Somehow, the atmosphere was somewhat peaceful. I dared not say anything that would make Takane-san embarrassed at a time like this.

Regretfully, the video call was cut off. After that, Takane-san occasionally asked me questions, and I answered them while looking at my notes.

Before I made the call, all I could think about was how I had to speak well. But by the time the clock struck 10:30, time seemed to fly by so fast that I felt I had to hang up soon.

[Thank you very much for your time today. May I call you next time?]

“Yes, anytime. Good night, Takane-san.”

[Yes. Good night, Nagito-san.]

Even after I hung up the phone, the euphoria didn’t seem to go away. The sound of the piano that lingered in my ears was so pleasant that I couldn’t help but want to hear more of Takane-san’s playing.

“…… Whoa!”

I couldn’t help but shout. I looked at the door and it was opened a little. There stood Ruru-nee peeking inside. I was tempted to say that it was a youkai but she was too good-looking to be one.

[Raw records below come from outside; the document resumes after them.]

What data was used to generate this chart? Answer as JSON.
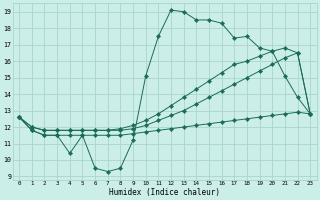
{
  "xlabel": "Humidex (Indice chaleur)",
  "bg_color": "#cceee8",
  "grid_color": "#aad4ce",
  "line_color": "#1a6b5a",
  "xlim": [
    -0.5,
    23.5
  ],
  "ylim": [
    8.8,
    19.5
  ],
  "xticks": [
    0,
    1,
    2,
    3,
    4,
    5,
    6,
    7,
    8,
    9,
    10,
    11,
    12,
    13,
    14,
    15,
    16,
    17,
    18,
    19,
    20,
    21,
    22,
    23
  ],
  "yticks": [
    9,
    10,
    11,
    12,
    13,
    14,
    15,
    16,
    17,
    18,
    19
  ],
  "series1": [
    12.6,
    11.8,
    11.5,
    11.5,
    10.4,
    11.5,
    9.5,
    9.3,
    9.5,
    11.2,
    15.1,
    17.5,
    19.1,
    19.0,
    18.5,
    18.5,
    18.3,
    17.4,
    17.5,
    16.8,
    16.6,
    15.1,
    13.8,
    12.8
  ],
  "series2": [
    12.6,
    12.0,
    11.8,
    11.8,
    11.8,
    11.8,
    11.8,
    11.8,
    11.8,
    11.9,
    12.1,
    12.4,
    12.7,
    13.0,
    13.4,
    13.8,
    14.2,
    14.6,
    15.0,
    15.4,
    15.8,
    16.2,
    16.5,
    12.8
  ],
  "series3": [
    12.6,
    12.0,
    11.8,
    11.8,
    11.8,
    11.8,
    11.8,
    11.8,
    11.9,
    12.1,
    12.4,
    12.8,
    13.3,
    13.8,
    14.3,
    14.8,
    15.3,
    15.8,
    16.0,
    16.3,
    16.6,
    16.8,
    16.5,
    12.8
  ],
  "series4": [
    12.6,
    11.8,
    11.5,
    11.5,
    11.5,
    11.5,
    11.5,
    11.5,
    11.5,
    11.6,
    11.7,
    11.8,
    11.9,
    12.0,
    12.1,
    12.2,
    12.3,
    12.4,
    12.5,
    12.6,
    12.7,
    12.8,
    12.9,
    12.8
  ]
}
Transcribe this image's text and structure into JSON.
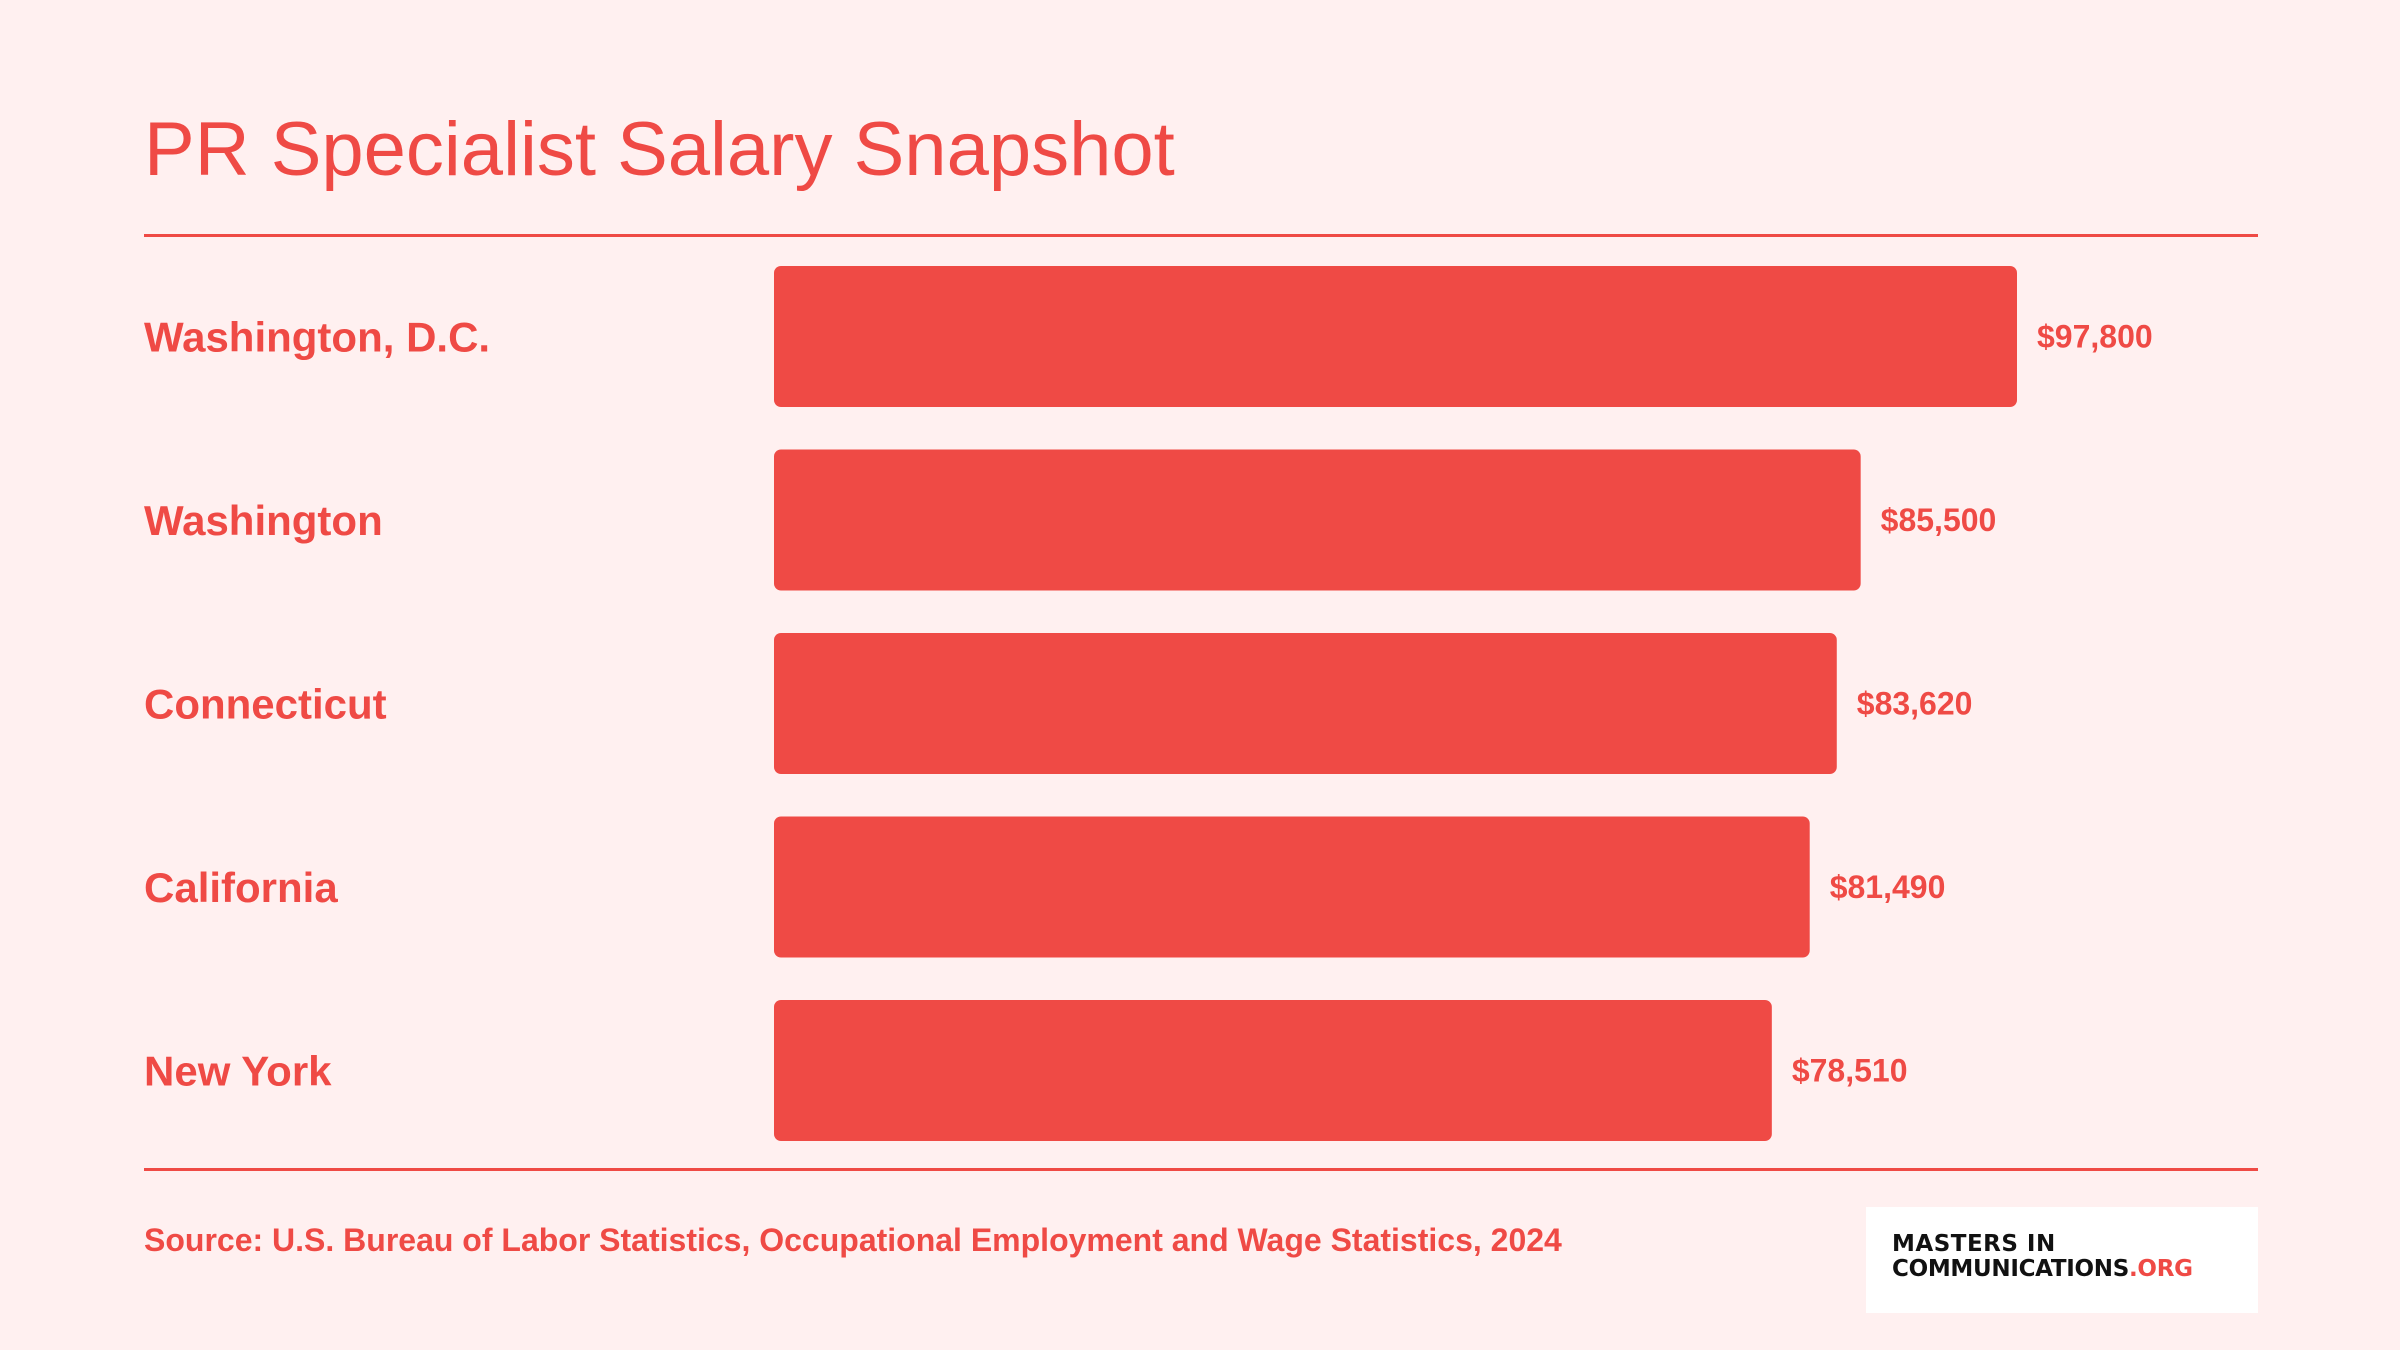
{
  "chart_data": {
    "type": "bar",
    "orientation": "horizontal",
    "title": "PR Specialist Salary Snapshot",
    "categories": [
      "Washington, D.C.",
      "Washington",
      "Connecticut",
      "California",
      "New York"
    ],
    "values": [
      97800,
      85500,
      83620,
      81490,
      78510
    ],
    "value_labels": [
      "$97,800",
      "$85,500",
      "$83,620",
      "$81,490",
      "$78,510"
    ],
    "xlim": [
      0,
      97800
    ],
    "grid": false,
    "legend": "none",
    "bar_color": "#ef4a45"
  },
  "footer": {
    "source": "Source: U.S. Bureau of Labor Statistics, Occupational Employment and Wage Statistics, 2024"
  },
  "logo": {
    "line1": "MASTERS IN",
    "line2": "COMMUNICATIONS",
    "line2_suffix": ".ORG"
  },
  "colors": {
    "background": "#fff0f0",
    "accent": "#ef4a45",
    "logo_text": "#111111"
  }
}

(T/N : Youkai is a Japanese term mostly associated with Japanese folk creatures or ghosts.)

“I’d like to hear Takane-san play the piano, too. Can Onee-chan play gymnopédie too? Maybe we can play together sometime.”

I couldn’t even muster up the energy to ask how long she had been listening. But I had to admit it, I was getting carried away.

After shoving my sister back into her room, I returned to mine and took a deep breath.

Tomorrow’s physical fitness test, Takane-san and Asatani-san would be doing it together the next day. This meant that they would inevitably have more opportunities to talk to each other.

I shouldn’t be overly worried, but I couldn’t help but think about it. The tension of knowing that my current girlfriend and my ex-girlfriend would be together, it couldn’t be helped that  I was nervous.

If it was as Takane-san said, that they were both not enemies but Takane-san actually appreciated Asatani-san’s career, then could the two of them get along.

I thought back to the last time I saw Asatani-san in the library. Then I suddenly remembered, I looked over the message that had come from Takadera.

[Senda, there was no kissing scene! She’s still our Noarin, phew! Now we can sleep with our pillows high!]

I was relieved to receive such an e-mail, but it didn’t mean that I had any regrets about Asatani-san.

I imagined that one day, if she continued to be an actress– I shook my head.

As one of the many viewers who watched Asatani-san through TV, I needed to be prepared to look at it with a genuine mind.